I went to see Ram Dass as told and found him to be a really nice guy – warm and friendly and unpretentious. I also met some other devotees of Neem Karoli Baba. They came in all sorts of personality packages, but I found them refreshing. At the time, the world of Western Hinduism as I knew it was the world of yogic discipline. My summer job at the time was teaching hatha yoga and meditation at a retreat in the foothills of the Sierra Mountains. Maharaji’s followers didn’t seem “spiritual” at all. They just liked to hang out with Maharaji. No, they lived to hang out with him. I could relate to that, though I couldn’t quite put my finger on the reason why.

This will be a very long blog post if I don’t get to the point. The original title of this post going to be, “A Journey into Darkness.” It was going to be about how I let myself be driven by fear for a good portion of last week and the terrible realization that this and other negative emotions – everything from despair to greed, anger and pride – seem to be the driving force behind so many people’s entire lives. I’ve been aware of this intellectually for years, but the other day it hit me like a sledgehammer.

There were remnants of fear in my consciousness this morning when I sat down to work. I was going to bang out a quick blog post and then get back to work. Because I had been reminded of Be Here Now, I thought I’d google Ram Dass and see what he was up to. Then I randomly clicked this link and my eyes fell on these words from Neem Karoli Baba:

“The real contentment comes only when there is no desire, no hankering in your mind for anything. How can you say that you have got everything and do not want anything more when you are holding an empty vessel in your hand? You might be saying this with your mouth, but there would always be the worry in your mind about how the pot could be filled, always looking from side to side with the expectation that somebody will come and fill it up. Well, how can you call this contentment? When one sees that when the pot before him is full to the brim, it is emptied, and when it is empty, it is refilled of its own – that is contentment. If anyone wanted to give him anything, he would show that the pot was full already. What would he do with anything more? Even if he wanted to share it with others, where would he put it? This is the real contentment and it comes only through the grace of God. When you have full faith in Him, full reliance on Him, when you can surrender everything to Him, then that grace comes to you by itself – you do not have to ask for it or make any effort. Such is the value of faith in God.”

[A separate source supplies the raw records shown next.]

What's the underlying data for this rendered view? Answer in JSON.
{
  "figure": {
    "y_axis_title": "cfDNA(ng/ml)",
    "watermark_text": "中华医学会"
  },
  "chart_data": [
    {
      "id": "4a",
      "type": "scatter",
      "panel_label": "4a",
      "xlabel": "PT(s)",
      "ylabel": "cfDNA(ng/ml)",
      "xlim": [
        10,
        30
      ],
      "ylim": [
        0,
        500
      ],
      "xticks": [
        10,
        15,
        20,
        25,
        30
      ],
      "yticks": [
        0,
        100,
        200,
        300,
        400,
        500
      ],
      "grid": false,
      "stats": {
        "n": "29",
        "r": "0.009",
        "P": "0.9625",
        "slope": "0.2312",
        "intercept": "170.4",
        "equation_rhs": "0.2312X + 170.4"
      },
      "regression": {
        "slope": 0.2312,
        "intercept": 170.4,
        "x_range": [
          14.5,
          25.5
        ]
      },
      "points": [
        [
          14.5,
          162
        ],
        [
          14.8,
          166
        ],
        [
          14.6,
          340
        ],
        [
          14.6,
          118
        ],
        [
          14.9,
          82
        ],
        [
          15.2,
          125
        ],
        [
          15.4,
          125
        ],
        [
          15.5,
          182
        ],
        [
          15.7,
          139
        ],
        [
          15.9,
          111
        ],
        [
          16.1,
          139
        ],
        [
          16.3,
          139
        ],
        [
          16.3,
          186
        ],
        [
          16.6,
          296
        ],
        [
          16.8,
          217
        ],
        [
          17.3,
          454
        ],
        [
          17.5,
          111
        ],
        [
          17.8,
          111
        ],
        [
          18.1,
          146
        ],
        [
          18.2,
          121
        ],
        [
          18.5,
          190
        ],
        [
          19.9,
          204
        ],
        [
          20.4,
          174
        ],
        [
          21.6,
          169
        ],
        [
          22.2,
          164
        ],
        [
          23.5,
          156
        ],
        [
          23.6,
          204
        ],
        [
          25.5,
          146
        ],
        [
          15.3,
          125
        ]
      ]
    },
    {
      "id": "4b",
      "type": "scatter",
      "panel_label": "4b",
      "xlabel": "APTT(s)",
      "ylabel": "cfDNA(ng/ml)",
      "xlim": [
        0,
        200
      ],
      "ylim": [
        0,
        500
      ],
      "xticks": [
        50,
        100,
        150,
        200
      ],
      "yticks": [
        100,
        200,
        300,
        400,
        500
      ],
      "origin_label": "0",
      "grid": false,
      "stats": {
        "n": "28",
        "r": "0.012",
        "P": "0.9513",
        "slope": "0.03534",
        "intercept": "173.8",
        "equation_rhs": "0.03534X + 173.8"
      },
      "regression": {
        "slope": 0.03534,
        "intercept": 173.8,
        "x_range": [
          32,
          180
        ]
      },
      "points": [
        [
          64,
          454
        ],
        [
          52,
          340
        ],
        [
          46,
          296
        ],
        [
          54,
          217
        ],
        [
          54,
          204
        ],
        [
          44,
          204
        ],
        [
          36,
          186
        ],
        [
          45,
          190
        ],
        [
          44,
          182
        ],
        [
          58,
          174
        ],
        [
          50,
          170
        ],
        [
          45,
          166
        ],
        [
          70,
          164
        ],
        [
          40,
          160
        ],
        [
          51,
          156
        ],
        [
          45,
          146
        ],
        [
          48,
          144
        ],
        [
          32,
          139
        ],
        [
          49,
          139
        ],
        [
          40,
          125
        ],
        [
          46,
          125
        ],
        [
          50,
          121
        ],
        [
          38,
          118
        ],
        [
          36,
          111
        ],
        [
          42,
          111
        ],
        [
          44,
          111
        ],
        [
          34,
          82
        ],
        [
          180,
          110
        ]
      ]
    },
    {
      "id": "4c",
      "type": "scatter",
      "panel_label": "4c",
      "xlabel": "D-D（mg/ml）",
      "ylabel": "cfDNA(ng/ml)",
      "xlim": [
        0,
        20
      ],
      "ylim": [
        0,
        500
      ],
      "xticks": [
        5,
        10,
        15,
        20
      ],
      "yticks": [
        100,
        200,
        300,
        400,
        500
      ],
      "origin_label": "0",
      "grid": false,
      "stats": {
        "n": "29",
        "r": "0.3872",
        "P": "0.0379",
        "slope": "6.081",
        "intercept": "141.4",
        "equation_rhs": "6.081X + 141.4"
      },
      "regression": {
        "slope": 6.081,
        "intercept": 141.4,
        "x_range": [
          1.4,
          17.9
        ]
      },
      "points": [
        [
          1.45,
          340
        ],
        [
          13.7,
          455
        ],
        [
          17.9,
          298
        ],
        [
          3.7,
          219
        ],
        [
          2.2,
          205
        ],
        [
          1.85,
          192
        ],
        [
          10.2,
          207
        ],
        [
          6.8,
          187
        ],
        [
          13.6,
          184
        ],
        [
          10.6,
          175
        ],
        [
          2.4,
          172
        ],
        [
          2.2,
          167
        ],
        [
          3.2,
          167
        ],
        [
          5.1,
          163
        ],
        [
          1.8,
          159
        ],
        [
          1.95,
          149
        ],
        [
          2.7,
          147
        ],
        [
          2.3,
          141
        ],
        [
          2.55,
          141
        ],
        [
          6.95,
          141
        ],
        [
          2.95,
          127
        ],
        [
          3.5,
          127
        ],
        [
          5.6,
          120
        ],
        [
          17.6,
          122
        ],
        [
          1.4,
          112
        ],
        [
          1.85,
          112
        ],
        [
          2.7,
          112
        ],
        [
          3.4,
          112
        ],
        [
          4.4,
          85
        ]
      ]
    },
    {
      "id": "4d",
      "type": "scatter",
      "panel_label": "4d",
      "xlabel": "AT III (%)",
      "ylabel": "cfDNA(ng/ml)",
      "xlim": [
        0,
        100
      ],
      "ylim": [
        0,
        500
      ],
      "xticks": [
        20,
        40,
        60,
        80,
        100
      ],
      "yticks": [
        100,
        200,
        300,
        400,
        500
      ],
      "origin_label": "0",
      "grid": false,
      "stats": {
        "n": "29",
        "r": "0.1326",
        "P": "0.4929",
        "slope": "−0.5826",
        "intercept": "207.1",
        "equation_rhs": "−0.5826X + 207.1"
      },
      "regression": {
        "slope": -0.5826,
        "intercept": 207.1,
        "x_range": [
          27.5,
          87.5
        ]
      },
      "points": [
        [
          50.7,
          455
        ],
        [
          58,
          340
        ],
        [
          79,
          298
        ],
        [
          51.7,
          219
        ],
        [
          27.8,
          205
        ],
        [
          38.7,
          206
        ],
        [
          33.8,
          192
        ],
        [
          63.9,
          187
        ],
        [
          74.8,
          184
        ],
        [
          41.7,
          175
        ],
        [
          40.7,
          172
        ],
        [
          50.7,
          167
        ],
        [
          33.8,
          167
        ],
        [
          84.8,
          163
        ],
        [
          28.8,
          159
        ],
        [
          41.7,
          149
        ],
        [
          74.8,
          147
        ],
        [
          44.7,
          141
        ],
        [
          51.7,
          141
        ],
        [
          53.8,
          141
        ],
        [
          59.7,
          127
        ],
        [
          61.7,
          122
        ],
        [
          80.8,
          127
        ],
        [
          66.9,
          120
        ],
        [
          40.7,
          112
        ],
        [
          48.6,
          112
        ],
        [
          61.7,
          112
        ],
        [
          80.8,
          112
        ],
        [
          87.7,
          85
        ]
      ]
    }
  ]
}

Neem Karoli BabaNeem Karoli Baba doesn’t look much like your stereotypical guru. He didn’t act like one, either. The only words of spiritual advice he ever gave me were, “love everybody and eat jalabis” and, when I asked him if he was my guru, he gave me an emphatic “No!” Jalabis are delicious Indian sweets, by the way, not a mysterious psychedelic drug. Make of his words what you will, they have been with me ever since that day.

I want to go on writing forever about the year I spent in India. To say it was magical would be an understatement. It’s time to close now, though. Thanks for visiting.

notes: I originally posted this about 2 years ago. I’m the guy with his hand on his hip at the top of the photo. It should be obvious who NKB is.